A division bench of the Bombay High Court on 24 February reprimanded a senior officer of the Maharashtra Housing and Area Development Authority (MHADA) for rescinding a redevelopment no-objection certificate (NOC) after the developer had completed ten floors of a sanctioned 16-floor building in Tardeo, South Mumbai.
The dispute centres on Satyabhama Building, where MHADA, in September 2019, had granted a redevelopment NOC to Kumar Agro Products Pvt Ltd based on ownership details showing Samir and Vaibhav Shyamsundar Thakre as proprietors. Construction began subsequently, and the developer advanced work up to the 10th floor in reliance on the NOC and sanctioned plan.

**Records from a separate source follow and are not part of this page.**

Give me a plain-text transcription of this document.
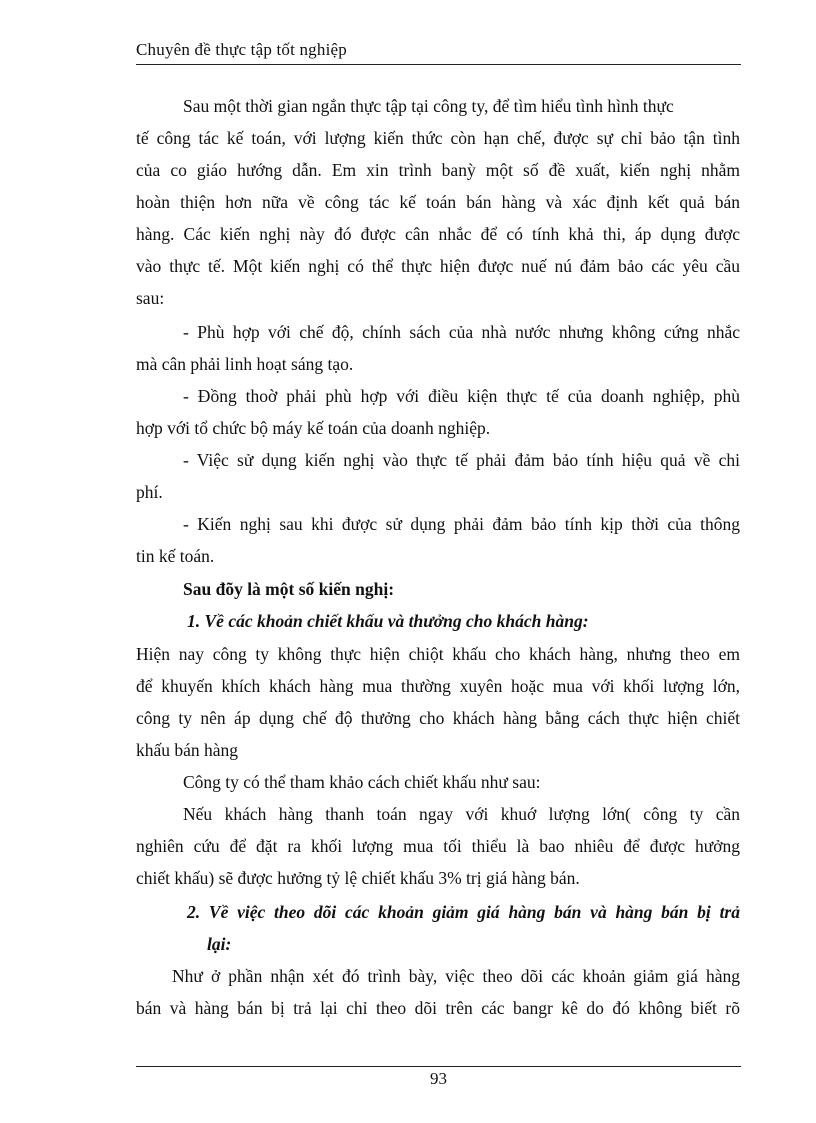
Chuyên đề thực tập tốt nghiệp
Sau một thời gian ngắn thực tập tại công ty, để tìm hiểu tình hình thực
tế công tác kế toán, với lượng kiến thức còn hạn chế, được sự chỉ bảo tận tình
của co giáo hướng dẫn. Em xin trình banỳ một số đề xuất, kiến nghị nhằm
hoàn thiện hơn nữa về công tác kế toán bán hàng và xác định kết quả bán
hàng. Các kiến nghị này đó được cân nhắc để có tính khả thi, áp dụng được
vào thực tế. Một kiến nghị có thể thực hiện được nuế nú đảm bảo các yêu cầu
sau:
- Phù hợp với chế độ, chính sách của nhà nước nhưng không cứng nhắc
mà cân phải linh hoạt sáng tạo.
- Đồng thoờ phải phù hợp với điều kiện thực tế của doanh nghiệp, phù
hợp với tổ chức bộ máy kế toán của doanh nghiệp.
- Việc sử dụng kiến nghị vào thực tế phải đảm bảo tính hiệu quả về chi
phí.
- Kiến nghị sau khi được sử dụng phải đảm bảo tính kịp thời của thông
tin kế toán.
Sau đõy là một số kiến nghị:
1. Về các khoản chiết khấu và thưởng cho khách hàng:
Hiện nay công ty không thực hiện chiột khấu cho khách hàng, nhưng theo em
để khuyến khích khách hàng mua thường xuyên hoặc mua với khối lượng lớn,
công ty nên áp dụng chế độ thưởng cho khách hàng bằng cách thực hiện chiết
khấu bán hàng
Công ty có thể tham khảo cách chiết khấu như sau:
Nếu khách hàng thanh toán ngay với khuớ lượng lớn( công ty cần
nghiên cứu để đặt ra khối lượng mua tối thiểu là bao nhiêu để được hưởng
chiết khấu) sẽ được hưởng tỷ lệ chiết khấu 3% trị giá hàng bán.
2. Về việc theo dõi các khoản giảm giá hàng bán và hàng bán bị trả
lại:
Như ở phần nhận xét đó trình bày, việc theo dõi các khoản giảm giá hàng
bán và hàng bán bị trả lại chỉ theo dõi trên các bangr kê do đó không biết rõ
93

In May 2025, legal counsel for Geetadevi Pratapsingh Jadhav approached the Mumbai Building Repairs and Reconstruction Board (MBRRB), a MHADA wing, contending that mutation entries in the property records favouring the Thakres were incorrect and should be restored in the name of Pandurang Javji Choudhary, an original owner. Following this, the MHADA officer Milind Shambarkar cancelled the NOC, citing illegality in redevelopment permissions despite construction being well underway.
In hearings, the bench made clear that the unilateral cancellation effectively upended significant investment by the developer and undermined legal rights accruing from the valid NOC. Senior counsel for the developer, Vineet Naik, argued that exclusive ownership rights and redevelopment entitlements were already determined under a deed executed in 1968, and that the officer's cancellation intruded into domains reserved for civil courts to adjudicate.

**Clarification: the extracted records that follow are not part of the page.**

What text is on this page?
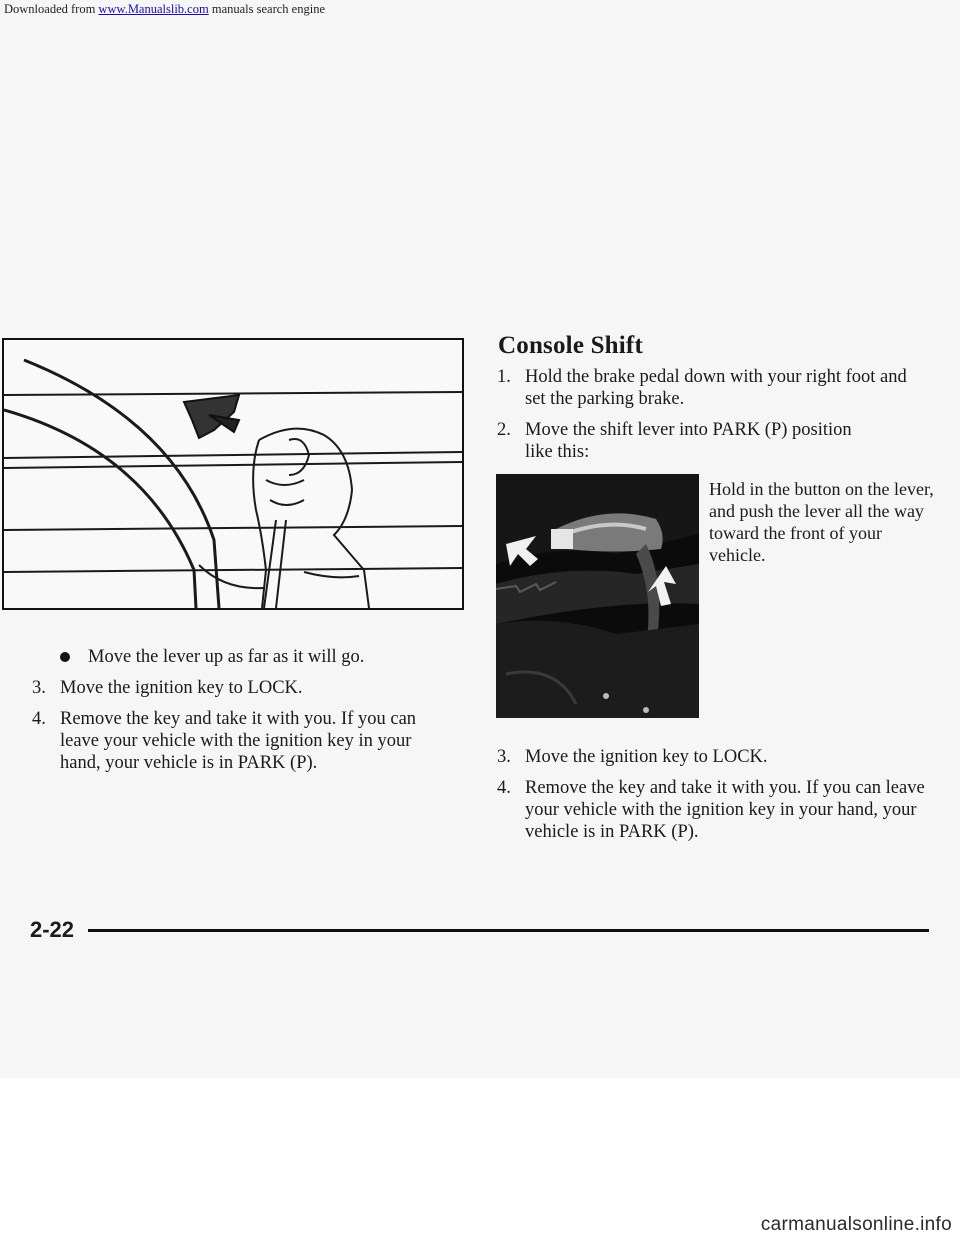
Downloaded from www.Manualslib.com manuals search engine
Move the lever up as far as it will go.
3. Move the ignition key to LOCK.
4. Remove the key and take it with you. If you can leave your vehicle with the ignition key in your hand, your vehicle is in PARK (P).
Console Shift
1. Hold the brake pedal down with your right foot and set the parking brake.
2. Move the shift lever into PARK (P) position like this:
Hold in the button on the lever, and push the lever all the way toward the front of your vehicle.
3. Move the ignition key to LOCK.
4. Remove the key and take it with you. If you can leave your vehicle with the ignition key in your hand, your vehicle is in PARK (P).
2-22
carmanualsonline.info
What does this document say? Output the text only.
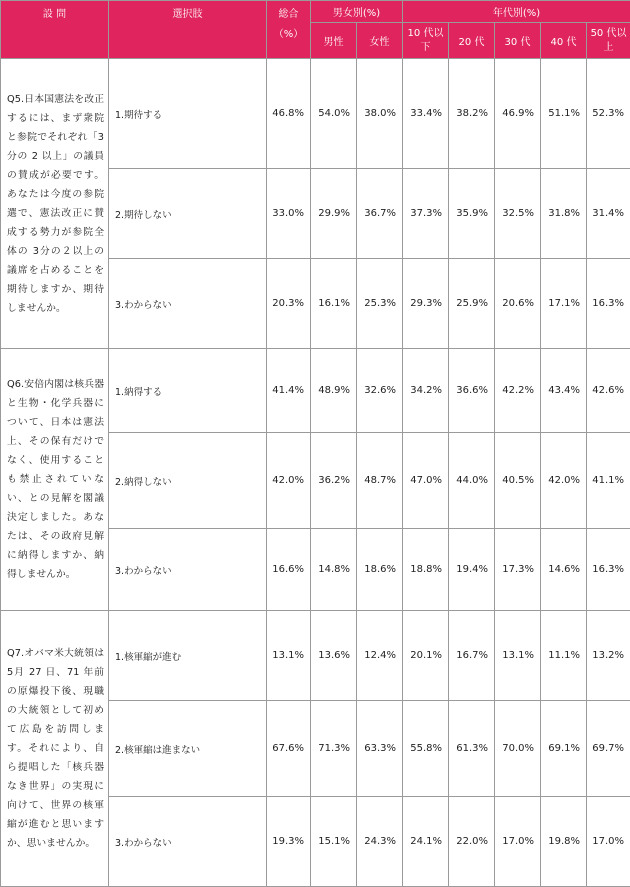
設 問	選択肢	総合
（%）	男女別(%)		年代別(%)				
			男性	女性	10 代以下	20 代	30 代	40 代	50 代以上
Q5.日本国憲法を改正するには、まず衆院と参院でそれぞれ「3 分の 2 以上」の議員の賛成が必要です。あなたは今度の参院選で、憲法改正に賛成する勢力が参院全体の 3分の２以上の議席を占めることを期待しますか、期待しませんか。	1.期待する	46.8%	54.0%	38.0%	33.4%	38.2%	46.9%	51.1%	52.3%
	2.期待しない	33.0%	29.9%	36.7%	37.3%	35.9%	32.5%	31.8%	31.4%
	3.わからない	20.3%	16.1%	25.3%	29.3%	25.9%	20.6%	17.1%	16.3%
Q6.安倍内閣は核兵器と生物・化学兵器について、日本は憲法上、その保有だけでなく、使用することも禁止されていない、との見解を閣議決定しました。あなたは、その政府見解に納得しますか、納得しませんか。	1.納得する	41.4%	48.9%	32.6%	34.2%	36.6%	42.2%	43.4%	42.6%
	2.納得しない	42.0%	36.2%	48.7%	47.0%	44.0%	40.5%	42.0%	41.1%
	3.わからない	16.6%	14.8%	18.6%	18.8%	19.4%	17.3%	14.6%	16.3%
Q7.オバマ米大統領は 5月 27 日、71 年前の原爆投下後、現職の大統領として初めて広島を訪問します。それにより、自ら提唱した「核兵器なき世界」の実現に向けて、世界の核軍縮が進むと思いますか、思いませんか。	1.核軍縮が進む	13.1%	13.6%	12.4%	20.1%	16.7%	13.1%	11.1%	13.2%
	2.核軍縮は進まない	67.6%	71.3%	63.3%	55.8%	61.3%	70.0%	69.1%	69.7%
	3.わからない	19.3%	15.1%	24.3%	24.1%	22.0%	17.0%	19.8%	17.0%
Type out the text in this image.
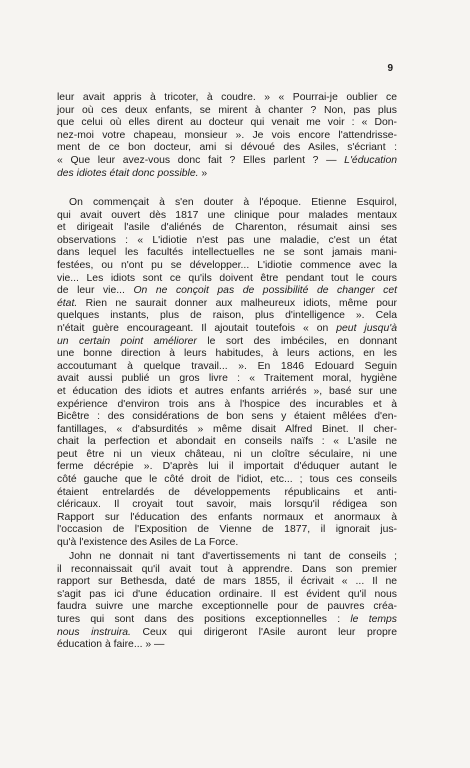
9
leur avait appris à tricoter, à coudre. » « Pourrai-je oublier ce
jour où ces deux enfants, se mirent à chanter ? Non, pas plus
que celui où elles dirent au docteur qui venait me voir : « Don-
nez-moi votre chapeau, monsieur ». Je vois encore l'attendrisse-
ment de ce bon docteur, ami si dévoué des Asiles, s'écriant :
« Que leur avez-vous donc fait ? Elles parlent ? — L'éducation
des idiotes était donc possible. »
On commençait à s'en douter à l'époque. Etienne Esquirol,
qui avait ouvert dès 1817 une clinique pour malades mentaux
et dirigeait l'asile d'aliénés de Charenton, résumait ainsi ses
observations : « L'idiotie n'est pas une maladie, c'est un état
dans lequel les facultés intellectuelles ne se sont jamais mani-
festées, ou n'ont pu se développer... L'idiotie commence avec la
vie... Les idiots sont ce qu'ils doivent être pendant tout le cours
de leur vie... On ne conçoit pas de possibilité de changer cet
état. Rien ne saurait donner aux malheureux idiots, même pour
quelques instants, plus de raison, plus d'intelligence ». Cela
n'était guère encourageant. Il ajoutait toutefois « on peut jusqu'à
un certain point améliorer le sort des imbéciles, en donnant
une bonne direction à leurs habitudes, à leurs actions, en les
accoutumant à quelque travail... ». En 1846 Edouard Seguin
avait aussi publié un gros livre : « Traitement moral, hygiène
et éducation des idiots et autres enfants arriérés », basé sur une
expérience d'environ trois ans à l'hospice des incurables et à
Bicêtre : des considérations de bon sens y étaient mêlées d'en-
fantillages, « d'absurdités » même disait Alfred Binet. Il cher-
chait la perfection et abondait en conseils naïfs : « L'asile ne
peut être ni un vieux château, ni un cloître séculaire, ni une
ferme décrépie ». D'après lui il importait d'éduquer autant le
côté gauche que le côté droit de l'idiot, etc... ; tous ces conseils
étaient entrelardés de développements républicains et anti-
cléricaux. Il croyait tout savoir, mais lorsqu'il rédigea son
Rapport sur l'éducation des enfants normaux et anormaux à
l'occasion de l'Exposition de Vienne de 1877, il ignorait jus-
qu'à l'existence des Asiles de La Force.
John ne donnait ni tant d'avertissements ni tant de conseils ;
il reconnaissait qu'il avait tout à apprendre. Dans son premier
rapport sur Bethesda, daté de mars 1855, il écrivait « ... Il ne
s'agit pas ici d'une éducation ordinaire. Il est évident qu'il nous
faudra suivre une marche exceptionnelle pour de pauvres créa-
tures qui sont dans des positions exceptionnelles : le temps
nous instruira. Ceux qui dirigeront l'Asile auront leur propre
éducation à faire... » —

The judges observed that a public official vested with statutory power has a duty to comprehensively examine all relevant factors and, where necessary, seek independent legal opinions before issuing orders that could cripple ongoing projects. They noted an "increasing tendency" of litigants seeking to influence administrative executives rather than approaching appropriate civil forums for property disputes.
Highlighting the severe prejudice and potential losses caused by such high-handed actions, the bench described the cancellation as exceeding the authority of the officer and violative of constitutional rights. When MHADA's advocate agreed in court to withdraw the cancellation, the bench quashed the contested order and effectively reinstated the original NOC, allowing the redevelopment to proceed.
While sparing the officer from financial penalty on this occasion, the court underscored that it would take a sterner view should similar procedural excesses recur in future cases involving statutory powers and real estate development rights.
The judgment reinforces judicial scrutiny of administrative interventions in urban redevelopment projects in central city precincts, where construction timelines and investment stakes are high and stakeholders depend on statutory clearances to ensure regulatory certainty.